JAKARTA, KOMPAS – Kenaikan tarif dalam aturan baru Menteri Perhubungan membuat warga berpikir ulang untuk menggunakan jasa ojek dalam jaringan atau daring. Sebagian dari konsumen berencana mengakali pengeluaran bila tarif baru nanti dirasa cukup menguras kocek.
Berdasarkan Keputusan Menteri Perhubungan Nomor 348 Tahun 2019, biaya jasa ojek daring kini diatur dengan sistem zonasi. Zona I yang meliputi sumatera, Jawa, dan Bali, dipatok Rp 1.850-Rp 2.300 per kilometer (km). Zona II yang meliputi wilayah Jabodetabek, biayanya berkisar Rp 2.000-Rp 2.500 per kilometer. Sementara di Zona III, yaitu Kalimantan, Sulawesi, Nusa Tenggara, Maluku, dan Papua, biayanya berkisar Rp 2.100-Rp 2.600.
Di Jakarta, kenaikan biaya perjalanan ini dikeluhkan sejumlah warga.
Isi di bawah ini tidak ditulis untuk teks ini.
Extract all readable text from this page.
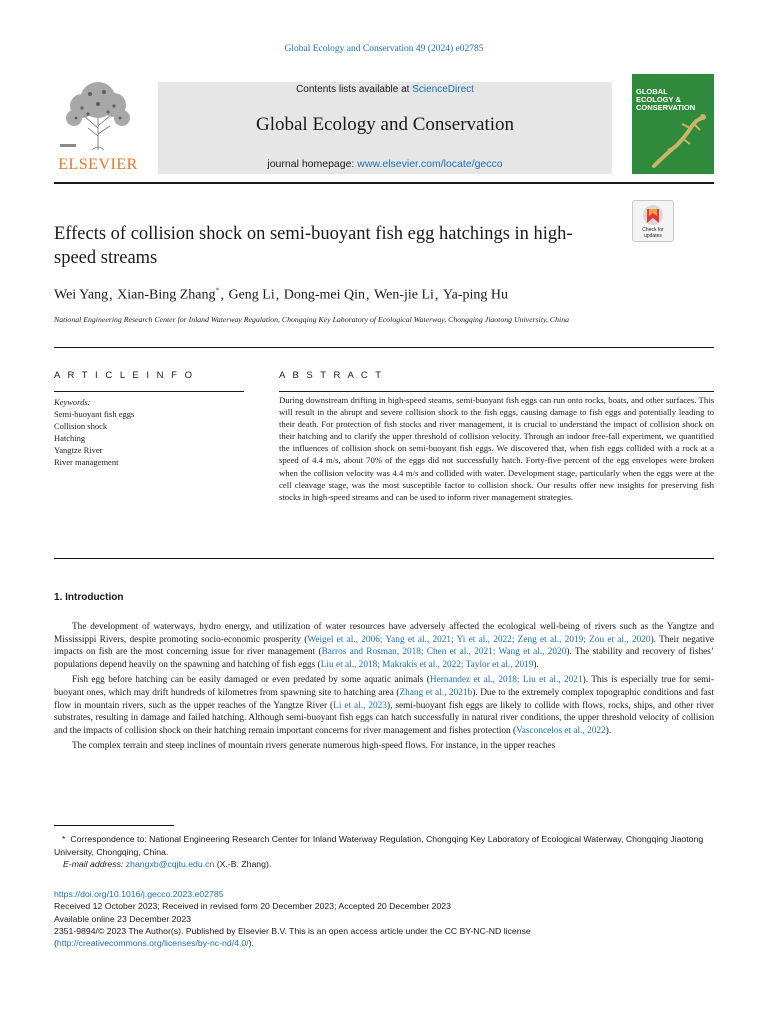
Global Ecology and Conservation 49 (2024) e02785
ELSEVIER
Contents lists available at ScienceDirect
Global Ecology and Conservation
journal homepage: www.elsevier.com/locate/gecco
GLOBAL
ECOLOGY &
CONSERVATION
Check for
updates
Effects of collision shock on semi-buoyant fish egg hatchings in high-speed streams
Wei Yang, Xian-Bing Zhang*, Geng Li, Dong-mei Qin, Wen-jie Li, Ya-ping Hu
National Engineering Research Center for Inland Waterway Regulation, Chongqing Key Laboratory of Ecological Waterway, Chongqing Jiaotong University, China
A R T I C L E I N F O	A B S T R A C T
Keywords:
Semi-buoyant fish eggs
Collision shock
Hatching
Yangtze River
River management

During downstream drifting in high-speed steams, semi-buoyant fish eggs can run onto rocks, boats, and other surfaces. This will result in the abrupt and severe collision shock to the fish eggs, causing damage to fish eggs and potentially leading to their death. For protection of fish stocks and river management, it is crucial to understand the impact of collision shock on their hatching and to clarify the upper threshold of collision velocity. Through an indoor free-fall experiment, we quantified the influences of collision shock on semi-buoyant fish eggs. We discovered that, when fish eggs collided with a rock at a speed of 4.4 m/s, about 70% of the eggs did not successfully hatch. Forty-five percent of the egg envelopes were broken when the collision velocity was 4.4 m/s and collided with water. Development stage, particularly when the eggs were at the cell cleavage stage, was the most susceptible factor to collision shock. Our results offer new insights for preserving fish stocks in high-speed streams and can be used to inform river management strategies.

1. Introduction

The development of waterways, hydro energy, and utilization of water resources have adversely affected the ecological well-being of rivers such as the Yangtze and Mississippi Rivers, despite promoting socio-economic prosperity (Weigel et al., 2006; Yang et al., 2021; Yi et al., 2022; Zeng et al., 2019; Zou et al., 2020). Their negative impacts on fish are the most concerning issue for river management (Barros and Rosman, 2018; Chen et al., 2021; Wang et al., 2020). The stability and recovery of fishes’ populations depend heavily on the spawning and hatching of fish eggs (Liu et al., 2018; Makrakis et al., 2022; Taylor et al., 2019).

Fish egg before hatching can be easily damaged or even predated by some aquatic animals (Hernandez et al., 2018; Liu et al., 2021). This is especially true for semi-buoyant ones, which may drift hundreds of kilometres from spawning site to hatching area (Zhang et al., 2021b). Due to the extremely complex topographic conditions and fast flow in mountain rivers, such as the upper reaches of the Yangtze River (Li et al., 2023), semi-buoyant fish eggs are likely to collide with flows, rocks, ships, and other river substrates, resulting in damage and failed hatching. Although semi-buoyant fish eggs can hatch successfully in natural river conditions, the upper threshold velocity of collision and the impacts of collision shock on their hatching remain important concerns for river management and fishes protection (Vasconcelos et al., 2022).

The complex terrain and steep inclines of mountain rivers generate numerous high-speed flows. For instance, in the upper reaches

* Correspondence to: National Engineering Research Center for Inland Waterway Regulation, Chongqing Key Laboratory of Ecological Waterway, Chongqing Jiaotong University, Chongqing, China.
E-mail address: zhangxb@cqjtu.edu.cn (X.-B. Zhang).
https://doi.org/10.1016/j.gecco.2023.e02785
Received 12 October 2023; Received in revised form 20 December 2023; Accepted 20 December 2023
Available online 23 December 2023
2351-9894/© 2023 The Author(s). Published by Elsevier B.V. This is an open access article under the CC BY-NC-ND license
(http://creativecommons.org/licenses/by-nc-nd/4.0/).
Sela (20), warga Kota Tangerang Selatan, Banten, merasa keberatan dengan biaya yang diterapkan pada aplikasi Go-jek mulai Senin (6/5/2019). Pemberlakuan aturan tersebut menambah biaya perjalanan dari stasiun kereta ke kampusnya.
Dari Stasiun Palmerah, Jakarta Pusat, Sela terbiasa menggunakan jasa ojek daring menuju Univesitas Esa Unggul di Kebon Jeruk, Jakarta Barat. Biaya perjalanan Sela kini menjadi lebih mahal sekitar Rp 3.000-Rp 4.000 sekali jalan.
“Dari Stasiun Palmerah menuju ke Universitas Esa Unggul, ongkosnya menjadi Rp 17.000. Kalau setiap hari pergi dengan harga segitu, saya terpikir untuk bawa kendaraan sendiri. Biar lebih mahal, tapi bisa lebih mengatur mobilitas,” kata Sela.
Martin (34), warga Poris, Kota Tangerang, Banten, juga mengungkapkan hal serupa. Ia yang terbiasa menggunakan ojek daring untuk menuju ke Stasiun Poris harus mengeluarkan Rp 10.000 sekali jalan, lebih mahal sebelumnya, yaitu Rp 7.000.
“Kalau memang selama sebulan nanti pengeluaran terasa cukup membengkak, saya berencana untuk minta dijemput istri dengan sepeda motor dari rumah,” kata Martin.
Ketua tim peneliti Research Institute of Socio-Economic Development (RISED), Rumayya Batubara, membuat riset tentang potensi penolakan dari warga terhadap aturan penyesuaian biaya jasa. Dari 3.000 responden yang tersebar di sembilan wilayah Indonesia, 75 persen responden menolak bertambahnya pengeluaran biaya transportasi.
Sementara itu, pengemudi ojek daring justru diuntungkan dengan peraturan tarif baru. Yudi Prayudi (41), pengemudi ojek daring, kini mendapatkan tambahan penghasilan. Dulu, dalam sehari, ia mendapat penghasilan sekitar Rp 350.000 dengan 20 kali perjalanan. Berkat tarif baru, ia mendapat sekitar Rp 400.000 dengan jumlah perjalanan yang sama dalam sehari.
Romli Anwar (43), pengendara ojek lainnya, berharap kenaikan ini sama-sama memuaskan pelanggan dan pengemudi. “Karena kalau pagi, biasanya kalah saing dengan pengendara ojol yang baru bergabung. Dulu sebulan bisa dapat Rp 6 juta sampai Rp 8 juta. Saat ini, dapat Rp 4 juta saja susah banget,” tuturnya.